Up there on top were penthouses, guard stations at all the edges, at the ‘thopter pads, at all the entries from below, around all of the parks. People living on the top could forget about the mass of flesh squirming in close proximity just below them. No smell or noise from that jumble was allowed on top. Servants were forced to bathe and change into sanitary clothing before emerging.

Teg had a question: “Why did that massed humanity permit itself to live in such a crush?”

The answer was obvious and he explained it. The outside was a dangerous place. The city’s managers made it appear even more dangerous than it actually was. Besides, few in there knew anything about a better life Outside. The only better life they knew about was on top.
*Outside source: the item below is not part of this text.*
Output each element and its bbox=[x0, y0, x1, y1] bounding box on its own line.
And the only way up there was through an absolutely abasing servility.

“It will happen and there’s nothing you can do about it!”

That was another voice echoing in Duncan’s skull. He heard it clearly.

Paul!

How odd it was, Duncan thought. There was an arrogance in the prescient like the arrogance of the Mentat seated in his most brittle logic.

I never before thought of Paul as arrogant.

Duncan stared at his own face in a mirror. He realized with part of his mind that this was a pre-ghola memory. Abruptly, it was another mirror, his own face but different. That darkly rounded face had begun to shape into the harsher lines it could have if it matured. He looked into his own eyes. Yes, those were his eyes. He had heard someone describe his eyes once as “cave sitters.” They were deeply inset under the brows and riding atop high cheeks. He had been told it was difficult to determine if his eyes were dark blue or dark green unless the light were just right.